もし審査が通りにくい人になってしまったら

入居審査の緩い・厳しいは、物件のオーナーや管理会社によって違ってきます。

私の勤務先は前述のとおり厳しく行いますが、けっこう「保証会社さえ通ってしまえばOK」というオーナーが多いことも事実です。

最近は投資目的の強い中国人オーナーも多く、そういったオーナーは家賃収入以外興味がありません。

こういった物件なら審査は緩いですし、もし先程紹介したような不正なやり方で申込を入れても受け入れてくれるでしょう。

また、私のところに物件探しに来たら紹介できる物件は1つもありませんが、審査の通りにくい人をむしろ積極的に物件探ししてくれる不動産会社もございます。

審査の通りにくい人になってしまったら、こういった不動産会社に足を運べば、審査の緩い物件を紹介してくれます。

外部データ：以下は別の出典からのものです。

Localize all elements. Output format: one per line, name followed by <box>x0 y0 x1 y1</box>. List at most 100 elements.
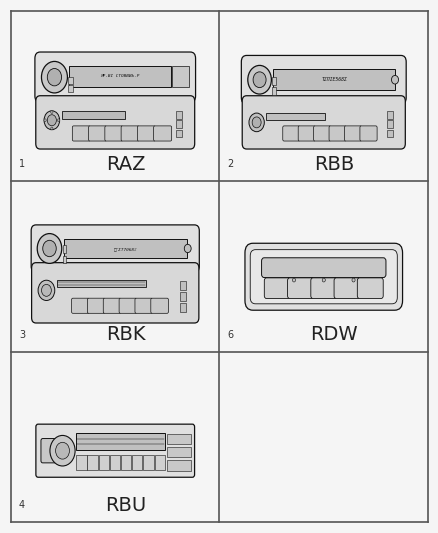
FancyBboxPatch shape <box>137 126 155 141</box>
Bar <box>63 245 66 253</box>
Text: ᵽᴿΣΤ7068Ξ: ᵽᴿΣΤ7068Ξ <box>113 247 137 251</box>
Circle shape <box>50 127 53 130</box>
FancyBboxPatch shape <box>35 52 195 102</box>
Circle shape <box>292 278 295 282</box>
FancyBboxPatch shape <box>287 278 313 298</box>
Bar <box>176 130 181 138</box>
Text: RBU: RBU <box>105 496 146 515</box>
Bar <box>57 280 145 287</box>
Circle shape <box>42 240 56 257</box>
FancyBboxPatch shape <box>72 126 90 141</box>
Text: RBB: RBB <box>313 155 353 174</box>
Text: 2: 2 <box>227 159 233 169</box>
Bar <box>132 455 142 470</box>
FancyBboxPatch shape <box>359 126 376 141</box>
FancyBboxPatch shape <box>105 126 123 141</box>
Text: RAZ: RAZ <box>106 155 145 174</box>
Circle shape <box>391 76 398 84</box>
FancyBboxPatch shape <box>36 96 194 149</box>
Bar <box>166 447 191 457</box>
Bar <box>143 455 153 470</box>
Circle shape <box>57 119 60 122</box>
Circle shape <box>47 115 56 126</box>
Bar <box>272 69 394 91</box>
Bar <box>176 111 181 118</box>
Circle shape <box>37 233 62 263</box>
Bar <box>172 66 189 86</box>
FancyBboxPatch shape <box>36 424 194 477</box>
FancyBboxPatch shape <box>264 278 290 298</box>
Bar <box>266 112 324 120</box>
FancyBboxPatch shape <box>32 263 198 323</box>
Bar <box>68 85 72 92</box>
Circle shape <box>321 278 325 282</box>
Text: 6: 6 <box>227 330 233 340</box>
FancyBboxPatch shape <box>344 126 361 141</box>
Bar <box>166 461 191 471</box>
Bar <box>87 455 98 470</box>
Circle shape <box>50 111 53 114</box>
Bar <box>61 111 124 119</box>
FancyBboxPatch shape <box>71 298 89 313</box>
Circle shape <box>41 61 67 93</box>
Circle shape <box>44 111 60 130</box>
Bar <box>166 433 191 444</box>
Text: ΤΣΠΙΕ568Σ: ΤΣΠΙΕ568Σ <box>321 77 346 82</box>
Bar <box>63 256 66 263</box>
FancyBboxPatch shape <box>87 298 105 313</box>
Circle shape <box>47 69 61 86</box>
Bar <box>121 455 131 470</box>
FancyBboxPatch shape <box>328 126 346 141</box>
Text: RDW: RDW <box>310 325 357 344</box>
Circle shape <box>247 66 271 94</box>
Circle shape <box>56 442 69 459</box>
Circle shape <box>50 435 75 466</box>
FancyBboxPatch shape <box>121 126 139 141</box>
Bar <box>99 455 109 470</box>
Circle shape <box>38 280 55 301</box>
Bar <box>64 239 187 259</box>
Circle shape <box>251 117 261 128</box>
FancyBboxPatch shape <box>241 55 405 104</box>
Bar <box>154 455 165 470</box>
FancyBboxPatch shape <box>313 126 330 141</box>
FancyBboxPatch shape <box>242 96 404 149</box>
FancyBboxPatch shape <box>250 249 396 304</box>
Bar <box>272 87 275 95</box>
FancyBboxPatch shape <box>153 126 171 141</box>
FancyBboxPatch shape <box>134 298 152 313</box>
Bar <box>180 281 186 290</box>
Bar <box>110 455 120 470</box>
Circle shape <box>175 71 184 83</box>
Bar <box>386 111 392 118</box>
Bar <box>180 303 186 312</box>
Circle shape <box>253 72 265 87</box>
FancyBboxPatch shape <box>310 278 336 298</box>
Text: ЯP.BI СТОВВИЬ.Р: ЯP.BI СТОВВИЬ.Р <box>100 74 139 78</box>
Bar <box>176 120 181 128</box>
Bar <box>68 77 72 84</box>
Bar <box>76 433 165 450</box>
Circle shape <box>42 285 51 296</box>
Bar <box>386 130 392 138</box>
FancyBboxPatch shape <box>282 126 299 141</box>
Text: 4: 4 <box>19 500 25 510</box>
Circle shape <box>351 278 354 282</box>
FancyBboxPatch shape <box>261 258 385 278</box>
Text: 1: 1 <box>19 159 25 169</box>
Bar <box>69 66 170 86</box>
FancyBboxPatch shape <box>31 225 199 272</box>
Circle shape <box>44 119 46 122</box>
FancyBboxPatch shape <box>151 298 168 313</box>
Circle shape <box>184 244 191 253</box>
Bar <box>180 292 186 301</box>
Text: 3: 3 <box>19 330 25 340</box>
Bar <box>76 455 86 470</box>
FancyBboxPatch shape <box>244 243 402 310</box>
FancyBboxPatch shape <box>88 126 106 141</box>
FancyBboxPatch shape <box>333 278 359 298</box>
Bar <box>272 77 275 85</box>
FancyBboxPatch shape <box>103 298 120 313</box>
FancyBboxPatch shape <box>297 126 314 141</box>
FancyBboxPatch shape <box>119 298 136 313</box>
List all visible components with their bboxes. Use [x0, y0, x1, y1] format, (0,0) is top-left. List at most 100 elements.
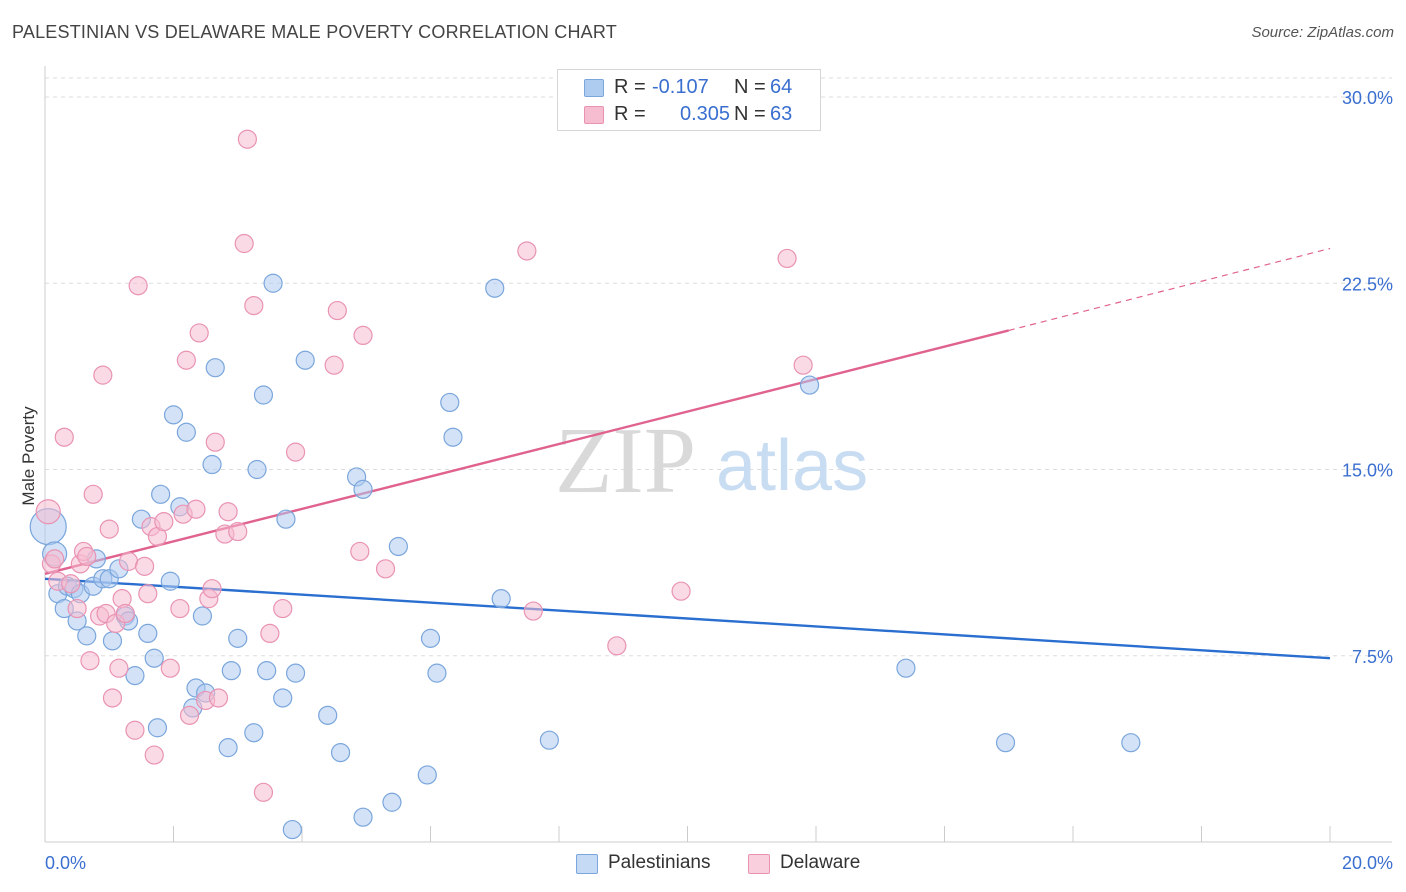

しかし、審査の緩い物件には、同じような属性の人が集まる傾向にあります。

「類は友を呼ぶ」とうことですね。

そのため、審査の緩い物件は共用部が荒れていたり、頻繁に騒音トラブルがあったりと決して住みやすい物件ではありません。

やはり、ある程度どんな物件にでも住めるよう、最低限仕事をして収入を得て、契約上や慣習上の一般的なルールを守っていることが重要です。